這次,秦漢生沉默了,陳鳶笑了笑,說道
“你應該是早就知道了吧!”
語氣很篤定。
在秦漢生執意要跟她一起來,並且見到族長就喊小昭的時候,陳鳶就已經猜出來了,他早就知道王淮安是他的兒子。
“不錯,我早就知道了。”
秦漢生沒有逃避,直視著陳鳶的雙眼,他的眸中又開始散發出綺麗的光芒,陳鳶別開視線。
“別用迷幻術控製我。”
其實她早就應該清楚,一個普普通通的人怎麼能用一雙眼睛就能讓別人說出心裏話。
“你是巫族的人還是其他什麼特殊秘密的族群的人?你所說的苦衷是關於什麼的?你故意入天啟為官,可是有什麼目的?……”
聽著陳鳶接二連三的問題,秦漢生就知道她是在懷疑他了,無奈的歎息,說道
“皇後娘娘,有些事現在臣還不方便說,但您隻需要知道微臣並不是巫族之人,入天啟為官也不是有什麼陰謀詭計。”

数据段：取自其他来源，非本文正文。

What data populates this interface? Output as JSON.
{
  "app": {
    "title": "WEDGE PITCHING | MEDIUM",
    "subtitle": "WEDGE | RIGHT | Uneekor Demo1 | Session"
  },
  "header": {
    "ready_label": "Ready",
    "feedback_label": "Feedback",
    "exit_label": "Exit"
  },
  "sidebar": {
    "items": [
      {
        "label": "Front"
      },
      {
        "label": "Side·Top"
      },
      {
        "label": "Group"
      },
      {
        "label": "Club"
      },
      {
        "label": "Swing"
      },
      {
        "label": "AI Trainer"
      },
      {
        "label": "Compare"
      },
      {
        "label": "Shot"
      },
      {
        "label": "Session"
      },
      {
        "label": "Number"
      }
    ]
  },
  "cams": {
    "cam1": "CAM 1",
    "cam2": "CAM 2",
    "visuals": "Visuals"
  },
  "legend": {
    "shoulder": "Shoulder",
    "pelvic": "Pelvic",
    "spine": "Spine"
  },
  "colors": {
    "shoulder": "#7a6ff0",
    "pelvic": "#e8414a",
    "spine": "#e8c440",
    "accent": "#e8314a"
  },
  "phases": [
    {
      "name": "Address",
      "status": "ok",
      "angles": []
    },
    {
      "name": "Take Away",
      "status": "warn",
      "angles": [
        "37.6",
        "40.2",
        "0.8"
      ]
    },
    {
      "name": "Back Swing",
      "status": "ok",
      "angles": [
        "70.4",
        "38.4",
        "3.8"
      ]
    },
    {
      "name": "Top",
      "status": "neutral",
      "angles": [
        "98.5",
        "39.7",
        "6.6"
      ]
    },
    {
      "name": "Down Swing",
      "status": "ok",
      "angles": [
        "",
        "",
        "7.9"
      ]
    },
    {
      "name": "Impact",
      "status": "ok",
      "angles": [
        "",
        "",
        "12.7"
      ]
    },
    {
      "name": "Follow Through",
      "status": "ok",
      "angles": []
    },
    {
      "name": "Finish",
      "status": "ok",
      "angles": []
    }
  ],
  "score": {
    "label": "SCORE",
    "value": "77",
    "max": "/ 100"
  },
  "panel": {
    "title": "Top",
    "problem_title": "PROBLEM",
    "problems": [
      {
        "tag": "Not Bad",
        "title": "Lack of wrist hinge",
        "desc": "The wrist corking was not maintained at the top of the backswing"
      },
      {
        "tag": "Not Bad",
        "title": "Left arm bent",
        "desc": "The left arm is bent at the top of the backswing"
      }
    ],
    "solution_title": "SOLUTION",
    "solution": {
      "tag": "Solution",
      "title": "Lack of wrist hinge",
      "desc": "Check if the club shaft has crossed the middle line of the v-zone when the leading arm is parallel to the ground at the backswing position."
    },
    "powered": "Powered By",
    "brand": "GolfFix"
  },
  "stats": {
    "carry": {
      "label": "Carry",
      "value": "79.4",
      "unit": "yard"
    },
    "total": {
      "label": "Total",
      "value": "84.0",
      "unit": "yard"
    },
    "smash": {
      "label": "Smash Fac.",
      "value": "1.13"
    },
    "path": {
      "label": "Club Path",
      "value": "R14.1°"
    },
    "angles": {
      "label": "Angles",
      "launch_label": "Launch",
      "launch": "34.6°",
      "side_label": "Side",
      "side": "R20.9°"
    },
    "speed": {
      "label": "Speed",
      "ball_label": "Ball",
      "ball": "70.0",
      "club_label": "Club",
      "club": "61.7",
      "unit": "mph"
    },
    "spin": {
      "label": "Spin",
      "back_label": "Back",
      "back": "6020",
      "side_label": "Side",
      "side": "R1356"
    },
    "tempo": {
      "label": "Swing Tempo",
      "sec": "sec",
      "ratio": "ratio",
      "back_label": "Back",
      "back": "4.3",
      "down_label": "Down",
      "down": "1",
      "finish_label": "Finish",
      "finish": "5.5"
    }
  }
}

“你隻憑這些話就想讓我相信你,是不是有些太敷衍了!”
陳鳶正過臉來,直視著秦漢生,目光變得犀利。
“若不然皇後娘娘現在就殺了微臣,微臣絕對不會反抗!”
秦漢生張開雙臂,將胸膛亮給陳鳶。
“我才不殺你,殺了你族長不得要了我的命,我還想安安全全的出穀回天啟呢!”
陳鳶撇了眼十分坦然的秦漢生,也不說自己信還是不信他,嘟嘟囔囔的坐了回去,之後便是彌長的安靜。
歎口氣,秦漢生垂下手臂,麵色憂鬱,陷入了沉思。
兩人在這地牢裏又待了些許的日子,不過好在一日三餐都給送著,沒有餓肚子。
不過即便如此,陳鳶也是心焦難耐,她給百裏昊保證了半月之內必會回去,現在都已經過了一多半了。
“我要見族長,我要見族長……”
陳鳶抓著柵欄,大聲的朝著外麵喊。
沒一會,便有一個巫族的守衛走了進來,這些人陳鳶都認識,他們也都認識陳鳶,故此,對她的態度還是很恭敬客氣的。
“您別喊了,族長正在外麵見客,不會來見您的!”
“見客?見什麼客?”
陳鳶心裏咯噔一下,有很不好的預感。
“不知。”
不再跟陳鳶多語,巫族守衛離開了。
“秦大人,秦大人,別睡了,快醒醒……”
隔壁牢房裏,秦漢生竟然睡著了,腦袋在那一點一點的,陳鳶很氣惱,她都快忘了以前那個豐神俊朗,料事如神的秦漢生是何種模樣了。
喊了好幾聲秦漢生才醒了過來,雙眼迷糊的看向陳鳶。
“皇後娘娘有何吩咐?”
“剛才守衛說族長正在見客,你覺得會是誰?”
陳鳶心裏很不安,心髒也砰砰的亂跳著。
“皇後娘娘,我不是神仙,算不出來的。”
秦漢生頗為無奈。
“當初是你非要跟著我來,現在來了,你倒是想辦法讓我們出去啊!”
看見秦漢生不急不躁的模樣,陳鳶就一肚子的火氣無處發泄。
“好吧!”
秦漢生起身,慢悠悠來到地牢門口,伸出手掌啪的一聲,就將鎖給砸開了。
走出來,又到了陳鳶的牢房門口,如法炮製將門打開。
“皇後娘娘,請出來吧!”
就……就這麼簡單!
陳鳶目瞪口呆,繼而又黑了臉,既然這麼簡單為何不早這麼做,害得她在這又暗又潮濕的地牢裏待了這麼久。
這秦漢生,陳鳶是越來越看不透他了。
族長見客,肯定是要隆重相迎的,在這裏住了三年之久的陳鳶稍微一猜,就知道在哪裏,她帶著秦漢生匆忙趕往那裏。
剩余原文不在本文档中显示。